2. Trees are incredibly social. In a forest, they care for each other “sometimes even going so far as to nourish the stump of a felled tree for centuries after it was cut down by feeding its sugars and other nutrients, and so keeping it alive.”
3. Trees communicate and share food because they need each other...to the extent that they even nurse and nourish sick individuals until they recover.
“It takes a forest to create a micro-climate suitable for tree growth and sustenance.

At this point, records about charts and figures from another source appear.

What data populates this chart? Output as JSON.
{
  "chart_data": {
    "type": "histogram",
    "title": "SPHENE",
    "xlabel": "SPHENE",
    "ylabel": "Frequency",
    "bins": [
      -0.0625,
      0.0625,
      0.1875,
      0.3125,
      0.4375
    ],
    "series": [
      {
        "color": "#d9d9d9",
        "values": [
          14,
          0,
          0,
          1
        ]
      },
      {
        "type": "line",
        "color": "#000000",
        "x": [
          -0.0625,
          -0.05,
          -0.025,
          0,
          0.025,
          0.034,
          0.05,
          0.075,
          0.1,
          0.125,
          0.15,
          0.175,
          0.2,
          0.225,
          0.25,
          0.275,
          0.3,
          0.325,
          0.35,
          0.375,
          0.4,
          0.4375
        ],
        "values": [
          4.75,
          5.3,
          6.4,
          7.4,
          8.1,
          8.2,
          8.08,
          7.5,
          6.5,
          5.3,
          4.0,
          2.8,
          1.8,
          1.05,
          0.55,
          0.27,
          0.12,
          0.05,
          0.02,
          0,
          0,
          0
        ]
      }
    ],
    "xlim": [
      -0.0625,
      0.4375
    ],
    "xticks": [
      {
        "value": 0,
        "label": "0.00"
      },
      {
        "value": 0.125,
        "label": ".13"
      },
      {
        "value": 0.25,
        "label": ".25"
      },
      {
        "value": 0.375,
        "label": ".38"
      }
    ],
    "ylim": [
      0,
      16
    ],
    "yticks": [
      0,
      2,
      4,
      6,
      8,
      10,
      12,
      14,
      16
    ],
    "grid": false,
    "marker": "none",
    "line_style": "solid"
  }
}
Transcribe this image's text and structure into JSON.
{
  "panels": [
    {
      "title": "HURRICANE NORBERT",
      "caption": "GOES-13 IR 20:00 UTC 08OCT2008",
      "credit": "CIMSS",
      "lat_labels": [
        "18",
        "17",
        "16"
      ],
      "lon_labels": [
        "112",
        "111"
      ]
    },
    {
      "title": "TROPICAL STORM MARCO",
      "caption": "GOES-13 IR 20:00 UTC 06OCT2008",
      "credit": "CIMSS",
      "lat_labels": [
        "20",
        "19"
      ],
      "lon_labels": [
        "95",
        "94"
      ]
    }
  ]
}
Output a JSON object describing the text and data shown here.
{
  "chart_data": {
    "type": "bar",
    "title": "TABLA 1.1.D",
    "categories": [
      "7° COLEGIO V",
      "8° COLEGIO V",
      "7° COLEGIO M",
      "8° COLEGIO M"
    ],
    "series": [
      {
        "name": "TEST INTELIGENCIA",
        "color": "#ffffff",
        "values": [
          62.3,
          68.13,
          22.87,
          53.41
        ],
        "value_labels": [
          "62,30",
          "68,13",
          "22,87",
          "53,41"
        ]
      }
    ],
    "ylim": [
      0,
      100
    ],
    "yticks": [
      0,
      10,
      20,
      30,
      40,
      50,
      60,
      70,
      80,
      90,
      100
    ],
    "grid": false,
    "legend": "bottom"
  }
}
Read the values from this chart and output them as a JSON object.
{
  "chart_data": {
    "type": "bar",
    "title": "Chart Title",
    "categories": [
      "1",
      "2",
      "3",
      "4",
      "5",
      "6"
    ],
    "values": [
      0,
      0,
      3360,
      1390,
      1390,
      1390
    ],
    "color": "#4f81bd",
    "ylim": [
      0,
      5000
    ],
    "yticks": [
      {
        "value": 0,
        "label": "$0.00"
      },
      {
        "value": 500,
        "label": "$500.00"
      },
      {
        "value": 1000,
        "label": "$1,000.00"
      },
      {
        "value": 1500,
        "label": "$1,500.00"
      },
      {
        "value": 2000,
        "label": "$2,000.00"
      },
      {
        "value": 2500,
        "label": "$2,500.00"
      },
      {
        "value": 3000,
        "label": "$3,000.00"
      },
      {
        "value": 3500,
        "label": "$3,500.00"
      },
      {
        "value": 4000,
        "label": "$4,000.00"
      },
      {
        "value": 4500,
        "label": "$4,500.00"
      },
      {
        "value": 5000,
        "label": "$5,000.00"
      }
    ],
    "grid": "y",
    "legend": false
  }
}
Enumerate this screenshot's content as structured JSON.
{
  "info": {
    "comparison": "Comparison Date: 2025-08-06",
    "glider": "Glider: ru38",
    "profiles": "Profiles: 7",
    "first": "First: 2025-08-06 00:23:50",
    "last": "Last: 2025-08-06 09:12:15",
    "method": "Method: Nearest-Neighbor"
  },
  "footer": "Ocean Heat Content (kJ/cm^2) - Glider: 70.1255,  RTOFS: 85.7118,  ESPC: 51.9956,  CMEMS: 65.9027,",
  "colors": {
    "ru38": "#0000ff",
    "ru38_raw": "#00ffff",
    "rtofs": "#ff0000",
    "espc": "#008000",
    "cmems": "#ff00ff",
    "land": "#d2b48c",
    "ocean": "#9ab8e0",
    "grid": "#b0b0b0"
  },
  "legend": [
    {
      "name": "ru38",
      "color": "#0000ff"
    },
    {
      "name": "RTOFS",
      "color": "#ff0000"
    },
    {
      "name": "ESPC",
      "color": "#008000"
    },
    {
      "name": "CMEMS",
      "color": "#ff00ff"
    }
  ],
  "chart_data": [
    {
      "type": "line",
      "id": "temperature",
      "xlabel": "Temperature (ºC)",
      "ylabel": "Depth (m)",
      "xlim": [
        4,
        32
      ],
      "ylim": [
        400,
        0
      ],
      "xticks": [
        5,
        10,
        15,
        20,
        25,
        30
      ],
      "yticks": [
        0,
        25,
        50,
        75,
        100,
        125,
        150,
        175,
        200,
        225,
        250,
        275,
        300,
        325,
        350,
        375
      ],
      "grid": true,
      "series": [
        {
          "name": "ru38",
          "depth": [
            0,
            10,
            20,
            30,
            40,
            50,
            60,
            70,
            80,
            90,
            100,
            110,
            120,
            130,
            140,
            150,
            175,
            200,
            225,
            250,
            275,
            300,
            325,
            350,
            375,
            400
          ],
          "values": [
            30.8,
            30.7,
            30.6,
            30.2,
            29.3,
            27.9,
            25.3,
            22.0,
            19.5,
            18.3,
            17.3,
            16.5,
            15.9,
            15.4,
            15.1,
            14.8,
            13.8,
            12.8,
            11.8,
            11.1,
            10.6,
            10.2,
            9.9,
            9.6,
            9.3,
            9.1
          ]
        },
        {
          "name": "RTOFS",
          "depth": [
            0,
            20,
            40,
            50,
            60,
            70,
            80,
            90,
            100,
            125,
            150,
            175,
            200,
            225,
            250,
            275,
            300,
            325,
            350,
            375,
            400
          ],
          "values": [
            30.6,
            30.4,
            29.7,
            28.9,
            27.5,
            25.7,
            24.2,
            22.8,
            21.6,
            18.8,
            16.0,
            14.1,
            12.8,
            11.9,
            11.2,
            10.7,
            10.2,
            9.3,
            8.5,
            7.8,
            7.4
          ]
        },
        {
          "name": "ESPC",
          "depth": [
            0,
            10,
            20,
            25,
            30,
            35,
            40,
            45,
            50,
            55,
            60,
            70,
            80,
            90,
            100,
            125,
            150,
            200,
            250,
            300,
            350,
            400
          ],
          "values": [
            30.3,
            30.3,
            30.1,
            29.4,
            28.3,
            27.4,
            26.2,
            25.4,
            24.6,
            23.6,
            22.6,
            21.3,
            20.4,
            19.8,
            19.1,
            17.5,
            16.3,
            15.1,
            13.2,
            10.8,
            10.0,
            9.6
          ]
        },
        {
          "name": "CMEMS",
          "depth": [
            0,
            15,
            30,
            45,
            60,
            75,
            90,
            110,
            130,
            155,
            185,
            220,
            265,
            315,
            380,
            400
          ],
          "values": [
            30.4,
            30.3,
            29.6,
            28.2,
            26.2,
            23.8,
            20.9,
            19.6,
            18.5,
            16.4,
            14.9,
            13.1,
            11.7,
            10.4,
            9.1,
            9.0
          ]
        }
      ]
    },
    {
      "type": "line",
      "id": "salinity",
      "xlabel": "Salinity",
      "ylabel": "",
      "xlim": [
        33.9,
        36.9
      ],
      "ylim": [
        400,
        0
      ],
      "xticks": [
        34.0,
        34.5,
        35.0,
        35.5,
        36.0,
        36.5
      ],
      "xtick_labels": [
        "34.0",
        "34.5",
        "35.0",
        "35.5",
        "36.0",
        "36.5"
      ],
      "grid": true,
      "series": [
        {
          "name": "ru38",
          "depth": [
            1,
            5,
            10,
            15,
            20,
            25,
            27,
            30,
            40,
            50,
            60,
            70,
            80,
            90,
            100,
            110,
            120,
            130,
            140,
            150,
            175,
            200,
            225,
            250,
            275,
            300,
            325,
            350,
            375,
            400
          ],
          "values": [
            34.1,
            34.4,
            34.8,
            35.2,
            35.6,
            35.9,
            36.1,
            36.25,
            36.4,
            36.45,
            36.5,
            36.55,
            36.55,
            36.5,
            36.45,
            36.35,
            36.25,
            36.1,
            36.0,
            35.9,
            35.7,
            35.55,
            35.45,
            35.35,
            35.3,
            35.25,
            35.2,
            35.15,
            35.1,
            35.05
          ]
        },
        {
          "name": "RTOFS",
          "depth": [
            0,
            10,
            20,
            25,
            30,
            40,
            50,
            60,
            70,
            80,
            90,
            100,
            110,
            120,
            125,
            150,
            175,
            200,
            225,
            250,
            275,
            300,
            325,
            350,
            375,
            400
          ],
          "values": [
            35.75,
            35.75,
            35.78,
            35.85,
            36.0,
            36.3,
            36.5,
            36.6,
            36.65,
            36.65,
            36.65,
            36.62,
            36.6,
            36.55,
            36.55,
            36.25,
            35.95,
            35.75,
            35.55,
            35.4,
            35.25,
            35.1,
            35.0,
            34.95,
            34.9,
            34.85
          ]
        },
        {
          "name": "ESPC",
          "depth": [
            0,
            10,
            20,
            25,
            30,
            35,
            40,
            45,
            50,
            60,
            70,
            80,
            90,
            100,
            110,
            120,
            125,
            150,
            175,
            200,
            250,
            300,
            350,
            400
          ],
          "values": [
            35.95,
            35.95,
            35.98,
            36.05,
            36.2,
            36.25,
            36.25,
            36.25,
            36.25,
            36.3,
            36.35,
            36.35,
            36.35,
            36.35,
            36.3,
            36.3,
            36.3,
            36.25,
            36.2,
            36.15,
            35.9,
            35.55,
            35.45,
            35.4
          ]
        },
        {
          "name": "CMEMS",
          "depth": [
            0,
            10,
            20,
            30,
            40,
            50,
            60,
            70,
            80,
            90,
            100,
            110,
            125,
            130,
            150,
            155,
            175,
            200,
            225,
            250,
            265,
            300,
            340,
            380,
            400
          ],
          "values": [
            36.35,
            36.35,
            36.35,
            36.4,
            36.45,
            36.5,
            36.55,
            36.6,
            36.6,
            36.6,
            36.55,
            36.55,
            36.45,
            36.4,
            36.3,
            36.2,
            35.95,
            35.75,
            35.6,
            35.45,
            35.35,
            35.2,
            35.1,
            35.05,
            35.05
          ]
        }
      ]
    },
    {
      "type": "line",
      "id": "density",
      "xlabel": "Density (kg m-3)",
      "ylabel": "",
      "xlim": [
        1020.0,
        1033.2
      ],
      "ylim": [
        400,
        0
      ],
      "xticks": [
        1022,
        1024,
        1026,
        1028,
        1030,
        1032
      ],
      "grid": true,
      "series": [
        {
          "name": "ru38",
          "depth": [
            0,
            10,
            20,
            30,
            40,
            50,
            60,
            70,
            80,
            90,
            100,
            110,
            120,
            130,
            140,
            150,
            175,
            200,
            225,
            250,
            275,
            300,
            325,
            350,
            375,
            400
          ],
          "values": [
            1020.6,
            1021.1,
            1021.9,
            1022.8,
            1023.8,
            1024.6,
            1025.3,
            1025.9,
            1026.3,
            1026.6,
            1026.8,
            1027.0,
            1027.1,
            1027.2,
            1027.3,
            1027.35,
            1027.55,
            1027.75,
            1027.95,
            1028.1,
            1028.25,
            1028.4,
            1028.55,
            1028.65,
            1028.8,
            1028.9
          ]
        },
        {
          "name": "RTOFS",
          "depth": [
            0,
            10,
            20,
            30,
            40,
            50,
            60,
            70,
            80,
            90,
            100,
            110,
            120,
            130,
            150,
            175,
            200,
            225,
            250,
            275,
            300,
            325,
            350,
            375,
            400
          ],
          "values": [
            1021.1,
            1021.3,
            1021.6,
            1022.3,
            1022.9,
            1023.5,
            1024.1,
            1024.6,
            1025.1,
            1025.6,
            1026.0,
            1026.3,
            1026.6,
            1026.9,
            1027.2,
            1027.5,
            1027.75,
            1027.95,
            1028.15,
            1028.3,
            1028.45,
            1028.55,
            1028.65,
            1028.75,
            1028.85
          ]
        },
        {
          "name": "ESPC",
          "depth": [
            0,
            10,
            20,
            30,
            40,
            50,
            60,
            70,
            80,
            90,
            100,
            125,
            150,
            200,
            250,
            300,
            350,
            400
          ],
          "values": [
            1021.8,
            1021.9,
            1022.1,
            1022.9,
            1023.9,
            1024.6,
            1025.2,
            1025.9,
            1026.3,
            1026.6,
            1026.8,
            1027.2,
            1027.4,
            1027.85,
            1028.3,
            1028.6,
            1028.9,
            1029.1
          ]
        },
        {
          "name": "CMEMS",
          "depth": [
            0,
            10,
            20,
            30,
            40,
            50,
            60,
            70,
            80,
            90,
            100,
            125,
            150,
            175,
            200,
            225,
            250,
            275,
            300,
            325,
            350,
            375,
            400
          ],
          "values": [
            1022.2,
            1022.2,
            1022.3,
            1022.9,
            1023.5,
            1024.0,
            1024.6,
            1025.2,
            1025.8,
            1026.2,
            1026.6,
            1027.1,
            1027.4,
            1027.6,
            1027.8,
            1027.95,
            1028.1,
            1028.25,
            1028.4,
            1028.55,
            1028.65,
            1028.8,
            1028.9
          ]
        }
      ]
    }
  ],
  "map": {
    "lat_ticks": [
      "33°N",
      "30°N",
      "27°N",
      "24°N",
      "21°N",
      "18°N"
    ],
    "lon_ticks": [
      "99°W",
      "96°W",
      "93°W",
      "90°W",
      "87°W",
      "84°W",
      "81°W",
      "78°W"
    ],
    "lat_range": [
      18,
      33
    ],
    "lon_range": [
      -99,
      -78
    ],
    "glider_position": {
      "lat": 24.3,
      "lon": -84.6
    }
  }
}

So it’s not surprising that isolated trees have far shorter lives than those living connected together in forests.”
“It appears that nutrient exchanges and helping neighbors in times of need is the rule, and this leads to the conclusion that forests are superorganisms with interconnections much like ant colonies.”
4. When trees are weakened or are loners (not part of a community), it appears that they lose their conversational skills and are no longer able to defend themselves.
As the author writes: “Otherwise, it’s difficult to explain why insect pests specifically seek out trees whose health is already compromised.”
“A tree’s silence could be because of a serious illness or, perhaps, the loss of its fungal network, which would leave the tree completely cut off from the latest news. The tree no longer registers approaching disaster, and the doors are open for the caterpillar and beetle buffet. The loners I just mentioned are similarly susceptible–they might look healthy, but they have no idea what is going on around them.”
5. The rate of photosynthesis is the same for all trees. Students at the Institute for Environmental Research at RWTH Aachen discovered that “trees in undisturbed beech forests synchronize their performance so that they are all equally successful….even though each beech tree grows in a unique location, and conditions can vary greatly in just a few yards.”
6. It takes a community for trees to be strong. “Trees well-being depends on their community, and when the supposedly feeble trees disappear, the others lose as well. When that happens, the forest is no longer a single closed unit. Hot sun and swirling winds can now penetrate to the forest floor and disrupt the moist, cool climate. Even strong trees get sick a lot over the course of their lives. When this happens, they depend on their weaker neighbors for support. If they are no longer there, then all it takes is what would once have been a harmless insect attack to seal the fate even of giants.”